The rumor on the Street is that there are still bad positions in exotic derivative trades. The required dynamic hedging of such positions will often force receiving in 30-yr swaps.
Here's an FT article on the negative swap spread . As I mentioned before, there are plenty of bad exotic derivative trades hanging out there….and participants are scrambling.

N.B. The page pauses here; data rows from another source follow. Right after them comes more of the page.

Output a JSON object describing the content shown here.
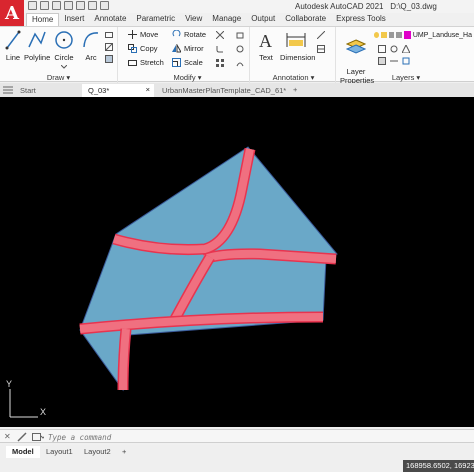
{
  "app": {
    "title": "Autodesk AutoCAD 2021",
    "filename": "D:\\Q_03.dwg",
    "logo_letter": "A"
  },
  "ribbon_tabs": [
    "Home",
    "Insert",
    "Annotate",
    "Parametric",
    "View",
    "Manage",
    "Output",
    "Collaborate",
    "Express Tools"
  ],
  "draw": {
    "line": "Line",
    "polyline": "Polyline",
    "circle": "Circle",
    "arc": "Arc",
    "title": "Draw"
  },
  "modify": {
    "move": "Move",
    "rotate": "Rotate",
    "copy": "Copy",
    "mirror": "Mirror",
    "stretch": "Stretch",
    "scale": "Scale",
    "title": "Modify"
  },
  "annotation": {
    "text": "Text",
    "dimension": "Dimension",
    "title": "Annotation"
  },
  "layers": {
    "layer_properties": "Layer\nProperties",
    "current_layer": "UMP_Landuse_Ha",
    "current_layer_color": "#e000c8",
    "title": "Layers"
  },
  "doc_tabs": {
    "start": "Start",
    "active": "Q_03*",
    "other": "UrbanMasterPlanTemplate_CAD_61*"
  },
  "canvas": {
    "background": "#000000",
    "parcel_fill": "#6aa8c8",
    "road_fill": "#f07080",
    "road_edge": "#e8344f",
    "ucs_y": "Y",
    "ucs_x": "X"
  },
  "command": {
    "placeholder": "Type a command"
  },
  "layout_tabs": [
    "Model",
    "Layout1",
    "Layout2"
  ],
  "status": {
    "coordinates": "168958.6502, 169235..."
  }
}
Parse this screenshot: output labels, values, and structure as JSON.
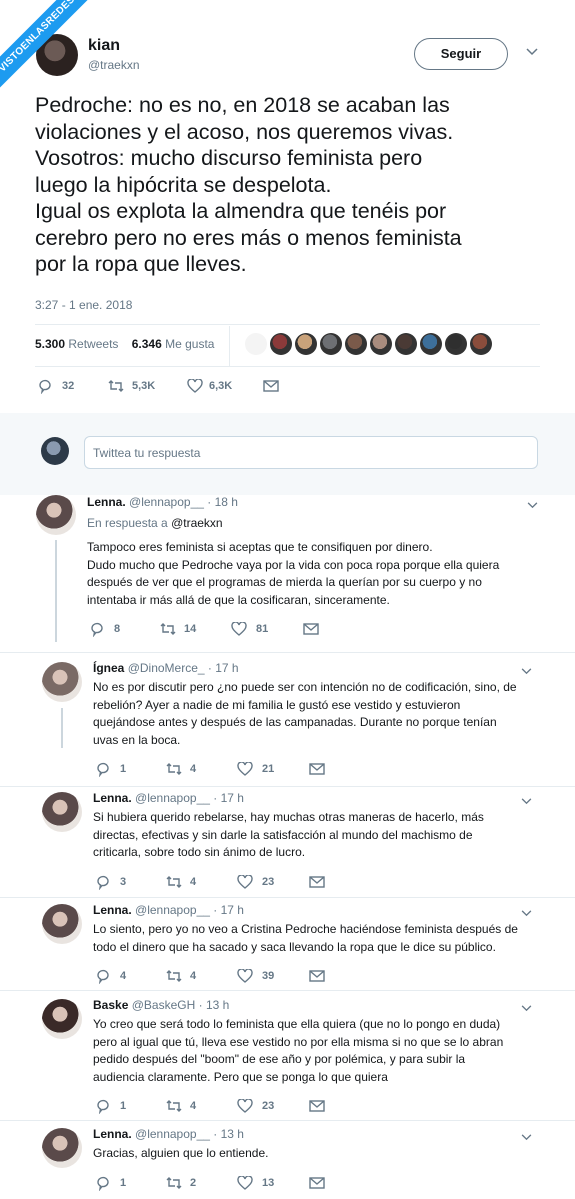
{
  "watermark": "VISTOENLASREDES.COM",
  "main_tweet": {
    "name": "kian",
    "handle": "@traekxn",
    "follow_label": "Seguir",
    "text_lines": [
      "Pedroche: no es no, en 2018 se acaban las",
      "violaciones y el acoso, nos queremos vivas.",
      "Vosotros: mucho discurso feminista pero",
      "luego la hipócrita se despelota.",
      "Igual os explota la almendra que tenéis por",
      "cerebro pero no eres más o menos feminista",
      "por la ropa que lleves."
    ],
    "timestamp": "3:27 - 1 ene. 2018",
    "retweets_count": "5.300",
    "retweets_label": "Retweets",
    "likes_count": "6.346",
    "likes_label": "Me gusta",
    "liker_colors": [
      "#d8d8d8",
      "#8b3a3a",
      "#c9a27a",
      "#6d6f73",
      "#7a5a4a",
      "#a98c7e",
      "#4a3a35",
      "#3d6f9a",
      "#2f2f2f",
      "#8a4d3c"
    ],
    "replies": "32",
    "retweets_short": "5,3K",
    "likes_short": "6,3K"
  },
  "reply_box": {
    "placeholder": "Twittea tu respuesta"
  },
  "replies": [
    {
      "name": "Lenna.",
      "handle": "@lennapop__",
      "time": "· 18 h",
      "in_reply_prefix": "En respuesta a",
      "in_reply_user": "@traekxn",
      "lines": [
        "Tampoco eres feminista si aceptas que te consifiquen por dinero.",
        "Dudo mucho que Pedroche vaya por la vida con poca ropa porque ella quiera",
        "después de ver que el programas de mierda la querían por su cuerpo y no",
        "intentaba ir más allá de que la cosificaran, sinceramente."
      ],
      "reply_count": "8",
      "retweet_count": "14",
      "like_count": "81",
      "avatar_color": "#5a4a4a"
    },
    {
      "name": "Ígnea",
      "handle": "@DinoMerce_",
      "time": "· 17 h",
      "lines": [
        "No es por discutir pero ¿no puede ser con intención no de codificación, sino, de",
        "rebelión? Ayer a nadie de mi familia le gustó ese vestido y estuvieron",
        "quejándose antes y después de las campanadas. Durante no porque tenían",
        "uvas en la boca."
      ],
      "reply_count": "1",
      "retweet_count": "4",
      "like_count": "21",
      "avatar_color": "#7a6a65"
    },
    {
      "name": "Lenna.",
      "handle": "@lennapop__",
      "time": "· 17 h",
      "lines": [
        "Si hubiera querido rebelarse, hay muchas otras maneras de hacerlo, más",
        "directas, efectivas y sin darle la satisfacción al mundo del machismo de",
        "criticarla, sobre todo sin ánimo de lucro."
      ],
      "reply_count": "3",
      "retweet_count": "4",
      "like_count": "23",
      "avatar_color": "#5a4a4a"
    },
    {
      "name": "Lenna.",
      "handle": "@lennapop__",
      "time": "· 17 h",
      "lines": [
        "Lo siento, pero yo no veo a Cristina Pedroche haciéndose feminista después de",
        "todo el dinero que ha sacado y saca llevando la ropa que le dice su público."
      ],
      "reply_count": "4",
      "retweet_count": "4",
      "like_count": "39",
      "avatar_color": "#5a4a4a"
    },
    {
      "name": "Baske",
      "handle": "@BaskeGH",
      "time": "· 13 h",
      "lines": [
        "Yo creo que será todo lo feminista que ella quiera (que no lo pongo en duda)",
        "pero al igual que tú, lleva ese vestido no por ella misma si no que se lo abran",
        "pedido después del \"boom\" de ese año y por polémica, y para subir la",
        "audiencia claramente. Pero que se ponga lo que quiera"
      ],
      "reply_count": "1",
      "retweet_count": "4",
      "like_count": "23",
      "avatar_color": "#3a2a28"
    },
    {
      "name": "Lenna.",
      "handle": "@lennapop__",
      "time": "· 13 h",
      "lines": [
        "Gracias, alguien que lo entiende."
      ],
      "reply_count": "1",
      "retweet_count": "2",
      "like_count": "13",
      "avatar_color": "#5a4a4a"
    }
  ]
}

Not just receiving in 30yr swap spreads - because the problem is wicked negative convexity, it will swing back and forth - just check out the 10yr swap rate vs. 30yr swap rate (the steepener). In Europe as well as the US. An alternative explanation (alternative to this convexity story) is that the US gov’t is not that good of a credit in the long term, at least not relative to the best banks in the world (if I remember correctly, there is a mechanism for moving banks in and out of the basket). As to the point about banks being shaky, they are effectively gov’t guaranteed for the short run. Whatever the driver, this trade is essentially an unbounded relationship that is, in my view, even more dangerous than most because it is viewed as a bounded relationship by many market participants due to past recent experience.
“An alternative explanation (alternative to this convexity story) is that the US gov’t is not that good of a credit in the long term…”
That’s quite an extrapolation given the spread in systemic risk across emerging countries and the ultra-delayed timing of the ECB and European authorities to address the current crisis.